Шагая обратно к дому, Халк удивленно качал головой, ворчал, посмеивался и чувствовал, что через секунду однозначно обмочится.
* * *
Когда до Стивена дозвонился Мак Аллертон и скомкано объяснил, что едет к доктору в особняк, Лагерфельд моментально покинул штаб и до самого конца пути не мог унять тревогу. Почему на том конце был такой странный голос? Ранен? ЧП? Беда? Случилось что-то из ряда вон? Подъезжая к дому, Стив ожидал увидеть что угодно – заляпанный кровью газон, чье-нибудь валяющееся под кустом бездыханное тело, воющую рядом подругу и протяжный стон «Спаси-и-и-ите!». Всего за какие-то пятнадцать минут он успел накрутить себя до предела – от самого портала с «Войны» уговаривал себя, что ничего страшного не произошло – но ведь звонил не кто-то чужой, звонил друг, и, значит, беда!
Беда, однако, выглядела странно: друг (не один, а целых два), оказался не убит и даже не ранен, стоял себе вполне ровно (правда, недолго), алкоголем не пах, но совершенно отчетливо пах не то безумием, не то дурманом. Второе, скорее всего, было прямым следствием первого.
– У Халка на вас стоит? Не верю! – махал руками Лагерфельд и торопил коллег пройти в дом. – Он не помог вам вспомнить, где живете? С кем живете? Эй, вы кололись этим утром?
Друзья божились, что не кололись, однако очевидным помутнением рассудка для доктора, который такие вещи умел различать с полувзгляда, совершенно точно страдали.
– Что-то пили? Ели что-нибудь необычное?
Оставленный стоять у стола Рен качался, Мак пытался прикорнуть прямо на софе в гостиной, и оба то и дело твердили, что ненавидят геев, что сенсор ловко все эти годы шифровался и что жить далее друг с другом они не намерены.
Ну, полный швах…
Не успел Стив решить, что начался самый настоящий дурдом, как выяснилось, что дурдом еще не начался. Ситуация стала патовой, когда в дверном проеме вдруг показался замотанный в простынь Эльконто – Эльконто странного цвета! В шапочке, в солнцезащитных очках и…с совершенно синей кожей.

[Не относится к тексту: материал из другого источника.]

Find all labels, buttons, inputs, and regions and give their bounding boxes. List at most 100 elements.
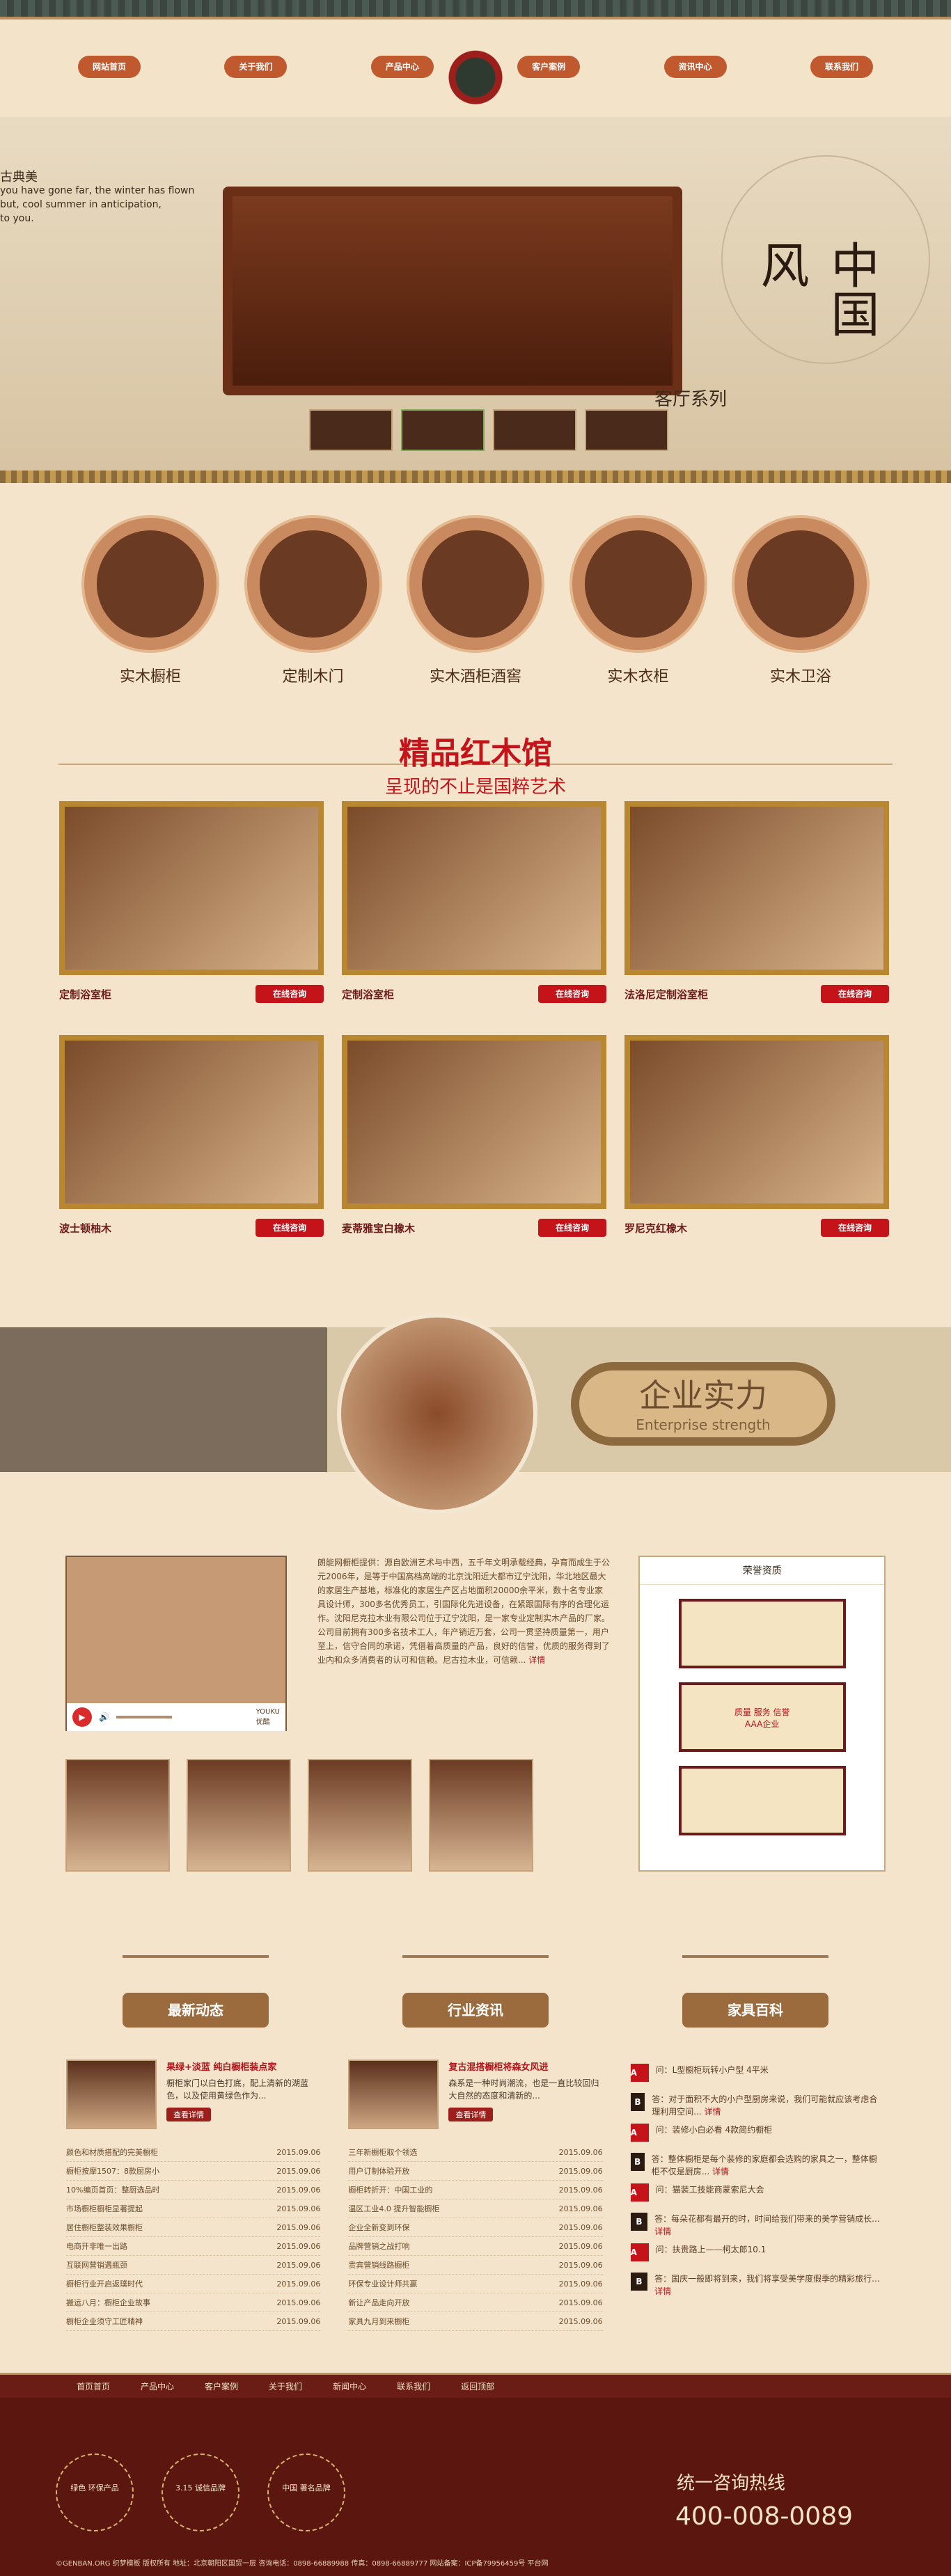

Не успел Лагерфельд спросить Дэйна, зачем тот намазался синькой, когда тот с порога заголосил:
– Док, я там насрал у тебя под кустом. Не вини, друг, а-а-а? Не удержался, я потом объясню, ты дай лопату, я закопаю – вся простынь в дерьме, видишь?
– Под кустом насрал? – ошеломленно переспросил док.

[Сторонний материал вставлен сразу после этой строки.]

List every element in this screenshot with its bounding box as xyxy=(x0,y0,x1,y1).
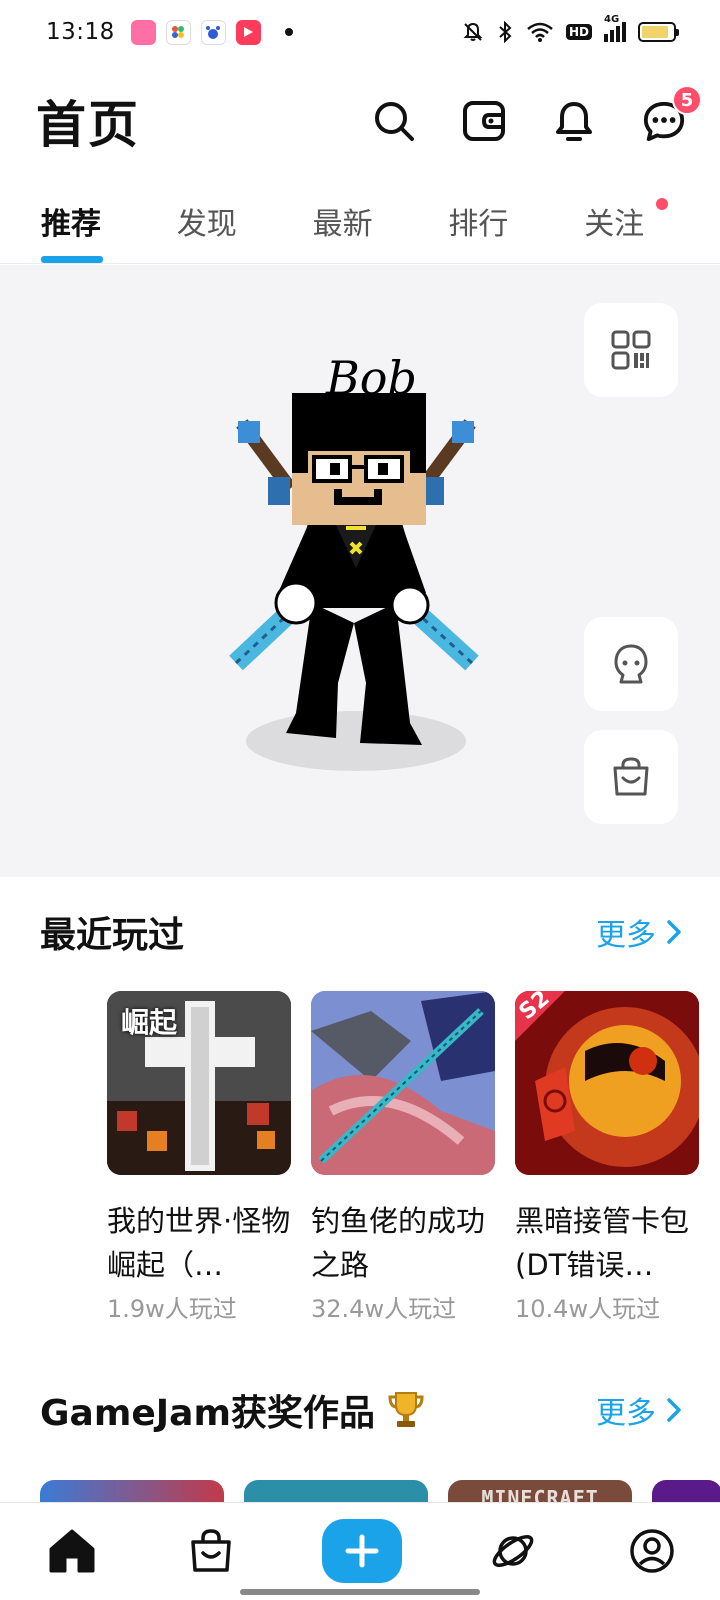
messages-badge: 5 xyxy=(672,85,702,115)
bluetooth-icon xyxy=(499,21,512,43)
notification-app-icon xyxy=(130,19,156,45)
wallet-icon xyxy=(463,101,505,141)
avatar-stage: Bob xyxy=(0,265,720,877)
home-indicator[interactable] xyxy=(240,1589,480,1595)
recent-section-title: 最近玩过 xyxy=(40,915,185,956)
new-content-dot xyxy=(656,198,669,210)
game-card[interactable]: 崛起 我的世界·怪物崛起（… 1.9w人玩过 xyxy=(107,991,291,1324)
chevron-right-icon xyxy=(667,1398,681,1422)
signal-icon: 4G xyxy=(604,14,626,42)
game-thumbnail: 崛起 xyxy=(107,991,291,1175)
search-button[interactable] xyxy=(372,99,416,143)
tab-recommended[interactable]: 推荐 xyxy=(41,180,177,264)
shopping-bag-icon xyxy=(613,757,649,796)
game-name: 黑暗接管卡包(DT错误… xyxy=(515,1204,690,1282)
game-name: 我的世界·怪物崛起（… xyxy=(107,1204,291,1282)
header: 首页 5 xyxy=(0,80,720,162)
more-label: 更多 xyxy=(596,918,656,953)
more-label: 更多 xyxy=(596,1396,656,1431)
planet-icon xyxy=(492,1535,534,1567)
tab-latest[interactable]: 最新 xyxy=(313,180,449,264)
header-actions: 5 xyxy=(372,85,702,143)
nav-store[interactable] xyxy=(183,1523,239,1579)
plus-icon xyxy=(345,1534,379,1568)
create-button[interactable] xyxy=(322,1519,402,1583)
recent-section-header: 最近玩过 更多 xyxy=(0,906,720,958)
game-play-count: 1.9w人玩过 xyxy=(107,1295,237,1323)
recent-games-list: 崛起 我的世界·怪物崛起（… 1.9w人玩过 钓鱼佬的成功之路 32.4w人玩过 xyxy=(107,991,699,1324)
tab-following[interactable]: 关注 xyxy=(584,180,720,264)
profile-icon xyxy=(630,1529,674,1573)
tab-label: 关注 xyxy=(584,207,645,242)
network-type: 4G xyxy=(604,14,620,25)
hd-badge: HD xyxy=(565,24,592,40)
tab-label: 最新 xyxy=(312,207,373,242)
shopping-bag-icon xyxy=(191,1529,231,1572)
game-thumbnail xyxy=(311,991,495,1175)
trophy-icon xyxy=(388,1392,424,1427)
video-app-icon xyxy=(235,19,261,45)
thumb-title: 崛起 xyxy=(121,1006,178,1039)
game-play-count: 32.4w人玩过 xyxy=(311,1295,457,1323)
status-bar: 13:18 HD 4G xyxy=(0,0,720,64)
gamejam-title-text: GameJam获奖作品 xyxy=(40,1393,375,1434)
status-time: 13:18 xyxy=(46,19,115,45)
nav-home[interactable] xyxy=(44,1523,100,1579)
recent-more-link[interactable]: 更多 xyxy=(596,910,682,954)
game-card[interactable]: S2 黑暗接管卡包(DT错误… 10.4w人玩过 xyxy=(515,991,699,1324)
search-icon xyxy=(375,102,414,141)
game-thumbnail: S2 xyxy=(515,991,699,1175)
home-icon xyxy=(49,1529,95,1573)
battery-level xyxy=(642,26,668,38)
baidu-app-icon xyxy=(200,19,226,45)
nav-profile[interactable] xyxy=(624,1523,680,1579)
qr-code-icon xyxy=(611,330,651,370)
game-name: 钓鱼佬的成功之路 xyxy=(311,1204,486,1282)
avatar-edit-button[interactable] xyxy=(584,617,678,711)
bottom-navigation xyxy=(0,1502,720,1600)
game-play-count: 10.4w人玩过 xyxy=(515,1295,661,1323)
tab-bar: 推荐 发现 最新 排行 关注 xyxy=(0,180,720,264)
tab-label: 发现 xyxy=(176,207,237,242)
page-title: 首页 xyxy=(36,96,140,154)
chevron-right-icon xyxy=(667,920,681,944)
wifi-icon xyxy=(527,22,553,42)
tab-label: 排行 xyxy=(448,207,509,242)
tab-label: 推荐 xyxy=(41,207,101,242)
scan-qr-button[interactable] xyxy=(584,303,678,397)
more-notifications-dot xyxy=(284,28,293,36)
tab-discover[interactable]: 发现 xyxy=(177,180,313,264)
avatar-character[interactable] xyxy=(226,393,486,773)
mute-icon xyxy=(463,22,483,41)
notifications-button[interactable] xyxy=(552,99,596,143)
notification-app-icon xyxy=(165,19,191,45)
gamejam-section-header: GameJam获奖作品 更多 xyxy=(0,1384,720,1436)
battery-icon xyxy=(638,22,679,42)
status-app-icons xyxy=(130,19,293,45)
bell-icon xyxy=(556,102,592,141)
tab-ranking[interactable]: 排行 xyxy=(448,180,584,264)
character-icon xyxy=(614,644,648,684)
gamejam-more-link[interactable]: 更多 xyxy=(596,1388,682,1432)
nav-explore[interactable] xyxy=(485,1523,541,1579)
shop-button[interactable] xyxy=(584,730,678,824)
gamejam-section-title: GameJam获奖作品 xyxy=(40,1384,424,1436)
game-card[interactable]: 钓鱼佬的成功之路 32.4w人玩过 xyxy=(311,991,495,1324)
status-right: HD 4G xyxy=(462,14,679,43)
messages-button[interactable]: 5 xyxy=(642,85,702,143)
wallet-button[interactable] xyxy=(462,99,506,143)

– Он тоже… голубой…, – обреченно вздохнул Мак. – Я знал. Рен, я знал. Он слишком сладкоголосый, да, Рен? Рен?
Рен к тому моменту уже спал на ковре у стола.

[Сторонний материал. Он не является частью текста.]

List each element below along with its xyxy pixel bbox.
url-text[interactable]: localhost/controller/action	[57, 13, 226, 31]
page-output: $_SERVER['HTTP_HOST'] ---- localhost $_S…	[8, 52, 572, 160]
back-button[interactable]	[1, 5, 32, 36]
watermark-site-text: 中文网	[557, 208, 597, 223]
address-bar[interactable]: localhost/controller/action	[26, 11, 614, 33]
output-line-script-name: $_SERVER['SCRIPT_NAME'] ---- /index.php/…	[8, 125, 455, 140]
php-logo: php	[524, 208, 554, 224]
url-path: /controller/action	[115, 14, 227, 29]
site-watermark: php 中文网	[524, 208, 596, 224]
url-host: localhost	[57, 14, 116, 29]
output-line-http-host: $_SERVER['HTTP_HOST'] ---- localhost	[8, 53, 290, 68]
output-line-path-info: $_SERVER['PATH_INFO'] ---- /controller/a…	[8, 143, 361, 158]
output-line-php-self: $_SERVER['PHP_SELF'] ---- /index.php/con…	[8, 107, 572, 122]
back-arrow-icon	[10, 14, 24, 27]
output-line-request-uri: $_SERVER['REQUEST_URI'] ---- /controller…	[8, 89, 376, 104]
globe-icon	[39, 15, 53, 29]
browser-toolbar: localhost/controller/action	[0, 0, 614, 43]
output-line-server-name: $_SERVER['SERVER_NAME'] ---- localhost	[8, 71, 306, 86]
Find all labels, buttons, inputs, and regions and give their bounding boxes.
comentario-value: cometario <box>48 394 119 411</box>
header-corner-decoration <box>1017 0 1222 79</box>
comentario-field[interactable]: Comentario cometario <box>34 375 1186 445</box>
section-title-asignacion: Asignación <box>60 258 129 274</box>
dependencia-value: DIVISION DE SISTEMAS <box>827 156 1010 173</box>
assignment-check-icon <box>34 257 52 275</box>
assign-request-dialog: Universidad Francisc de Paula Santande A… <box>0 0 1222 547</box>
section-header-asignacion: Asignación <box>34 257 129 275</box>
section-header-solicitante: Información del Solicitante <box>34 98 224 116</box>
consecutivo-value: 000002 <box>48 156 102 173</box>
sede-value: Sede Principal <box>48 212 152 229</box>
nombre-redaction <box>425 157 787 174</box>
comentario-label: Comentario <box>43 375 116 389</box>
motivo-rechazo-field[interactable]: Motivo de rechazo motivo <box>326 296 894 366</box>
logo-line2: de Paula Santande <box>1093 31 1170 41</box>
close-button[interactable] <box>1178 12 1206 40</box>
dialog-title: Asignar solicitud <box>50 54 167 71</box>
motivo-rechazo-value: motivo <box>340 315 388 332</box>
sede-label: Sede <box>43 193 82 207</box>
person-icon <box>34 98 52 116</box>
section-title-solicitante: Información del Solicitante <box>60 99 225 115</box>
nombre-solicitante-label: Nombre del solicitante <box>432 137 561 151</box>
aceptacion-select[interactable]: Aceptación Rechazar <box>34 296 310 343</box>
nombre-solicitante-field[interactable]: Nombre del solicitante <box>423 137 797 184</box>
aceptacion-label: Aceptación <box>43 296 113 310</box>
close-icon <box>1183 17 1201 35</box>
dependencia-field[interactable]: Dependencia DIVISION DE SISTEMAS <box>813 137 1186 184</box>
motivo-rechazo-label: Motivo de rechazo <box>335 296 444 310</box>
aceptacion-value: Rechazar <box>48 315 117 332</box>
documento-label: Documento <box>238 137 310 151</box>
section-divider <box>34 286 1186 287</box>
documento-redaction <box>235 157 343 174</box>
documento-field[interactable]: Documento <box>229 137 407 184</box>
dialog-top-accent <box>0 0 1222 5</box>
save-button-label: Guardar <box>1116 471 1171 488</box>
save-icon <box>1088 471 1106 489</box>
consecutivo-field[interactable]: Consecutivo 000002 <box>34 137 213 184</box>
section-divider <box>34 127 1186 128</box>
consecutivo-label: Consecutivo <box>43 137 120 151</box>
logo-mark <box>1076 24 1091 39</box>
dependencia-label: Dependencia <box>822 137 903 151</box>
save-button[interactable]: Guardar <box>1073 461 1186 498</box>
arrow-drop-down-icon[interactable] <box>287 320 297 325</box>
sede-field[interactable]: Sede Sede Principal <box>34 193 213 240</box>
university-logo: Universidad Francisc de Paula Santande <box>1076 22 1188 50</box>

День Дурака Меган ненавидела. Да и за что его любить, если в памяти одни неприятные воспоминания: намазанный клеем стул, стертые с жесткого диска клиентские базы, вытащенные из сумочки инструменты – заточки, отмычки, магниты, скрепки? Куда она – Локер – без них? Именно так по-дурацки шутили над ней у Тони – противно вспоминать. И ладно бы только у Тони – в Кину тоже старались на славу: подмешивали ей в чай сухой ликер, который чувствуешь лишь тогда, когда он уже в желудке, перепрограммировали бортовой компьютер в машине, после чего старая колымага едва не слетела в кювет, один раз выстригли на затылке треугольником волосы… Доброхоты. Юмористы фиговы.